What is the something extra?
We plan to implement a JSON database that is parsed into Prolog using Prolog’s HTTP and JSON libraries. Furthermore, we will create an HTTP API for querying our Prolog program, if feasible. The HTTP API would be accessible to users through a web-browser as well, making the Course Video Recommender easier to use.
What did we learn from doing this?
Prolog is powerful when it comes to implementing simple NLP queries to find information quickly. It was insightful to think about how to keep our queries intuitive and extract the most meaningful relationships so that we could best serve the user in creating a positive learning experience. We generally found it straightforward to model our queries, but we had to initially decide upon a database/proposition structure that was easy to use for the types of queries we implemented. Managing lists in Prolog (for our queries) also felt familiar given our experience with Haskell.
We faced some challenges when it came to parsing JSON and making an API. The primary challenge was to find relevant documentation and examples for using the HTTP and JSON packages. For retrieving and parsing JSON, this blog post was extremely helpful in getting us started, and we built the rest on top of it.

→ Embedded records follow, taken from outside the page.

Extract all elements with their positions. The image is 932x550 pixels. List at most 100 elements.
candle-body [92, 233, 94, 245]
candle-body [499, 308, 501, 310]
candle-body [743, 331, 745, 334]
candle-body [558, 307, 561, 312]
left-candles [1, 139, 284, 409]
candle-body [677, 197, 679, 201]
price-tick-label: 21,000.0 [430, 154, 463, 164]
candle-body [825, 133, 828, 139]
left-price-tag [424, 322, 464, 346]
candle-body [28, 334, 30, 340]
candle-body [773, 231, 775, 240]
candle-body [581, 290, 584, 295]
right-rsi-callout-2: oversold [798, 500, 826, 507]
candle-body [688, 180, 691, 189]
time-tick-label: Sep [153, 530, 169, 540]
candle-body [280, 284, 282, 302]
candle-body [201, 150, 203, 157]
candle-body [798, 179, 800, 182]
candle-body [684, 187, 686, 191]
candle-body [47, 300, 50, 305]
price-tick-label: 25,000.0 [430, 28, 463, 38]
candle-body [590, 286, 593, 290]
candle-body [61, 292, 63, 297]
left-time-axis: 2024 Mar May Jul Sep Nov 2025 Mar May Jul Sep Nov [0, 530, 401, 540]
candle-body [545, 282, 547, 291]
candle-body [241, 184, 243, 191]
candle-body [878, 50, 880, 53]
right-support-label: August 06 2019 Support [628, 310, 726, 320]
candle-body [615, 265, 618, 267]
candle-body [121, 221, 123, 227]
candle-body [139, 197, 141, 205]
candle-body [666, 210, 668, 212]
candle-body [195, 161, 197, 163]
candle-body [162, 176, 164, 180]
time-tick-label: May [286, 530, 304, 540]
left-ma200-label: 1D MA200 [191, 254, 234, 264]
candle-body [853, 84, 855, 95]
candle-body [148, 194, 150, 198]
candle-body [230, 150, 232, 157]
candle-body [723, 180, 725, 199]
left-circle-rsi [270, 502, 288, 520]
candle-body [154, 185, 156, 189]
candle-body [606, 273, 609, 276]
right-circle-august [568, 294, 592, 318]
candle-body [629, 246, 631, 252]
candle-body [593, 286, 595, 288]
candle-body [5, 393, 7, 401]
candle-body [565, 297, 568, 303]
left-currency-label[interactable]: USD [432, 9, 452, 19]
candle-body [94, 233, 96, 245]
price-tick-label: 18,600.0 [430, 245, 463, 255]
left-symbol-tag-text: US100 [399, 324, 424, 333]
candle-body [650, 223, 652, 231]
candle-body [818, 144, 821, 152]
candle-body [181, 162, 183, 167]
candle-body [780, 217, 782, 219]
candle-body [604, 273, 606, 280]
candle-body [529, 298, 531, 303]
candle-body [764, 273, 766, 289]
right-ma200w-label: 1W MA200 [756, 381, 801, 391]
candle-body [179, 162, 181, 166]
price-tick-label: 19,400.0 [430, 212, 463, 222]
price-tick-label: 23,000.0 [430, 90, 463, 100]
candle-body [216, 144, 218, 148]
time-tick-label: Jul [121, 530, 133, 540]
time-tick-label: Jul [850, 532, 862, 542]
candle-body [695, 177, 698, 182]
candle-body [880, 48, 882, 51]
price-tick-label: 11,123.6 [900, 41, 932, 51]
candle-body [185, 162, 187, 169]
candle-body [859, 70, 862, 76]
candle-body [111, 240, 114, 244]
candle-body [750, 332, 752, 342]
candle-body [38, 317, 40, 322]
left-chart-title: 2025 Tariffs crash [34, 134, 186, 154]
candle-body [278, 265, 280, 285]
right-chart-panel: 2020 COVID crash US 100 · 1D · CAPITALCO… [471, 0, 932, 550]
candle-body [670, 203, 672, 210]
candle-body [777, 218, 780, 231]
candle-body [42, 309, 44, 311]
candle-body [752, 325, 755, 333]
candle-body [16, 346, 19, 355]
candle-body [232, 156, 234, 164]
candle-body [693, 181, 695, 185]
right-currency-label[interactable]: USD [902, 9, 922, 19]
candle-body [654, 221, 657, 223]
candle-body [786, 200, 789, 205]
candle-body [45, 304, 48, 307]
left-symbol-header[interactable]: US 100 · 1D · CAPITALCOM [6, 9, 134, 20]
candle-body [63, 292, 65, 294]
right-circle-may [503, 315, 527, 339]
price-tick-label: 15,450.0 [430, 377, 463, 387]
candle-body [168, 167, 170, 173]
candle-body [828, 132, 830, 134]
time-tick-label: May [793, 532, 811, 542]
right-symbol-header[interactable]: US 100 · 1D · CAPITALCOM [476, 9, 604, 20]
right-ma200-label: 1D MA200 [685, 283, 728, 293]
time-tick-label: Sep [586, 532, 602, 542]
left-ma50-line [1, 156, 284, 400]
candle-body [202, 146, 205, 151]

The official documentation for writing web servers in Prolog is also sparse, which skips a lot of important information about Prolog’s inbuilt http functionalities. However, online examples served as great references for us to build our server on top of. After doing so, we found that writing REST servers in Prolog is actually efficient because of the minimal boilerplate code and setup required.
Overall, Prolog clearly has potential for rule-based logical query data systems coupled with web-based integrations. The benefits of using Prolog for this project was that Prolog was quite efficient and reasoning about and isolating the rule set for our queries was very readable and easy to expand. The major drawbacks, were the lack of documentation/resources and some struggles with debugging malformed query inputs and confusing warnings/errors.
In terms of future improvements, we would continue to build upon our queryable knowledgebase, expand the scope of our project to other subject areas and continue to support additional usability features such as wrapping our application in an expanded GUI.